I will however touch on some of those moments that you just can’t make up:
- Being fired and rehired within 20 minutes.
- A bush turkey sneaking up on me and eating my whole burger.
- Cleaning up some man’s cat shit for a cash in hand job and him making stay for a glass of wine and giving 2 fillets of salmon to take home with me.
- Somehow blocking the hostel manager in his office by getting a sofa stuck in front of the door to said office.
- “accidentally” inflating a life jacket whilst wearing it, before I’d even got on the boat.
- Amber taking my shoe meaning I had to walk home from the laundrette (20 minute walk) in 2 different shoes.

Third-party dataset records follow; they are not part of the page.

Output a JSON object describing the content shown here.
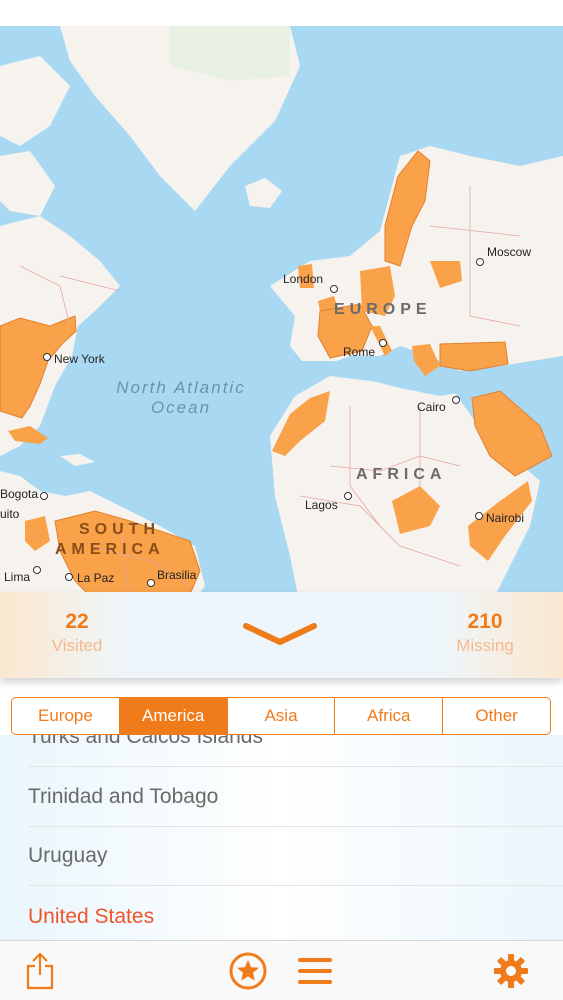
{
  "map": {
    "labels": {
      "moscow": "Moscow",
      "london": "London",
      "europe": "EUROPE",
      "rome": "Rome",
      "new_york": "New York",
      "ocean_line1": "North Atlantic",
      "ocean_line2": "Ocean",
      "cairo": "Cairo",
      "africa": "AFRICA",
      "lagos": "Lagos",
      "nairobi": "Nairobi",
      "bogota": "Bogota",
      "quito": "uito",
      "south_america_line1": "SOUTH",
      "south_america_line2": "AMERICA",
      "lima": "Lima",
      "la_paz": "La Paz",
      "brasilia": "Brasilia"
    },
    "colors": {
      "water": "#a9d9f2",
      "land": "#f6f3ee",
      "visited": "#f9a24a",
      "border": "#e6a5a5"
    }
  },
  "stats": {
    "visited_count": "22",
    "visited_label": "Visited",
    "missing_count": "210",
    "missing_label": "Missing",
    "toggle_icon": "chevron-down-icon"
  },
  "segments": {
    "items": [
      {
        "label": "Europe",
        "active": false
      },
      {
        "label": "America",
        "active": true
      },
      {
        "label": "Asia",
        "active": false
      },
      {
        "label": "Africa",
        "active": false
      },
      {
        "label": "Other",
        "active": false
      }
    ]
  },
  "list": {
    "items": [
      {
        "label": "Turks and Caicos Islands",
        "visited": false
      },
      {
        "label": "Trinidad and Tobago",
        "visited": false
      },
      {
        "label": "Uruguay",
        "visited": false
      },
      {
        "label": "United States",
        "visited": true
      }
    ]
  },
  "tabbar": {
    "icons": [
      "share-icon",
      "star-badge-icon",
      "hamburger-menu-icon",
      "gear-icon"
    ]
  },
  "theme": {
    "accent": "#f07b1a",
    "selected_text": "#f0542a"
  }
}
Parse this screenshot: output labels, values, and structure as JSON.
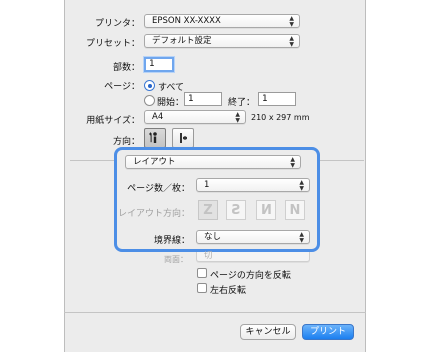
{
  "printer": {
    "label": "プリンタ：",
    "value": "EPSON XX-XXXX"
  },
  "preset": {
    "label": "プリセット：",
    "value": "デフォルト設定"
  },
  "copies": {
    "label": "部数：",
    "value": "1"
  },
  "pages": {
    "label": "ページ：",
    "all_label": "すべて",
    "from_label": "開始：",
    "from_value": "1",
    "to_label": "終了：",
    "to_value": "1",
    "selected": "all"
  },
  "paper_size": {
    "label": "用紙サイズ：",
    "value": "A4",
    "dimensions": "210 x 297 mm"
  },
  "orientation": {
    "label": "方向：",
    "selected": "portrait"
  },
  "section_popup": {
    "value": "レイアウト"
  },
  "layout": {
    "pages_per_sheet": {
      "label": "ページ数／枚：",
      "value": "1"
    },
    "direction": {
      "label": "レイアウト方向：",
      "options": [
        "Z",
        "S",
        "N",
        "N"
      ],
      "enabled": false
    },
    "border": {
      "label": "境界線：",
      "value": "なし"
    }
  },
  "two_sided": {
    "label": "両面：",
    "value": "切",
    "enabled": false
  },
  "reverse_orientation": {
    "label": "ページの方向を反転",
    "checked": false
  },
  "flip_horizontal": {
    "label": "左右反転",
    "checked": false
  },
  "buttons": {
    "cancel": "キャンセル",
    "print": "プリント"
  },
  "colors": {
    "accent": "#4c8ee6",
    "primary_button": "#1b7ff0",
    "sheet_bg": "#ececec"
  }
}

- Got given oranges in exchange for pictures with 2 Fijian men…. can confirm I was fully clothed.
- Being embraced so hard and long by the insane hostel manager that I thought I may die.
- Losing and being returned my purse, card, money 3 weekends in a row. Although weekend 3 I did lose it for life.
- Katie getting evicted from Giffith races.
- Working with some of the most weird and wonderful (and mongy) people I’ve ever met in my life.
- Too many awkward moments including pulling a door clean off its hinges whilst cleaning it and getting stuck (right at the front) of a team meeting on my first day of a job, for a team I didn’t even work in.
- Losing my 3 bras and finding them all hanging up behind the reception of the hostel.
- Getting stuck between floor 43 & floor 44 of a highrise building, whilst blind drunk.
But with a world of liberality, comes guilt. A tugging, pulling at your insides like the bloody number 11 tram. When I upped and left I carelessly left behind a flat, a mortgage a responsibility that I have just dumped on my parents shoulders to deal with. With that comes enormous guilt.
A big part of me wonders if I need to go back for that, to own up to my responsibilities and if I am not ready to do that, does that mean I should sell up? Pass over those responsibilities. A heart wrenching decision, that flat is my heart, my soul, my home. Some may scoff but I feel a connection to that place like no other. A teeny, tiny part of the UK that is all mine, an achievement packaged into a moodily romantic, gold encased, ornate space where every inch of me is seeped into the paint on the walls. To lose that place would be like losing a slice of me and I’m not sure I’m ready for that.
Not only that I left people I love so dearly and care about. The guilt of missing births and marriages and hen dos (lord knows how much I love a hen do) and the simple things like takeaway nights, Sunday lunch, Saturday morning brews, dance shows, boozy bingos and dancing in the kitchen. True friends get it, they tell you “you’re not really missing anything” and to “get it out of your system”. Their validation makes you feel slightly better, but it’s still hard because I want to be there, but the urge to the here is stronger and we all know being in 2 places at once isn’t physically possible.
However, this post isn’t about me dwelling on that side of things, because A) It makes me feel like shit and B) this is meant to be about the bloody amazing year I’ve had. I also wanted to be honest and promise you it’s not all sunshine, rooftop bars and bloody wonderfulness.
So what’s in store for the next few months? I don’t *really* like to make plans because they often go tits up, but I’ve got a few things up my sleeve and I want you to all come along for the adventure:
- Mornington Peninsula and Philip Island
- West Coast Road Trip
With that, I will wipe away an emotional tear and raise a gin a tonic (joke, I can’t afford them anymore) to the next however many days because I’m sorry guys, I just not quite ready to come home yet, I’m having too much fun.
So please grant my visa, because I love you Australia…. even if people lied when they said it’s always sunny.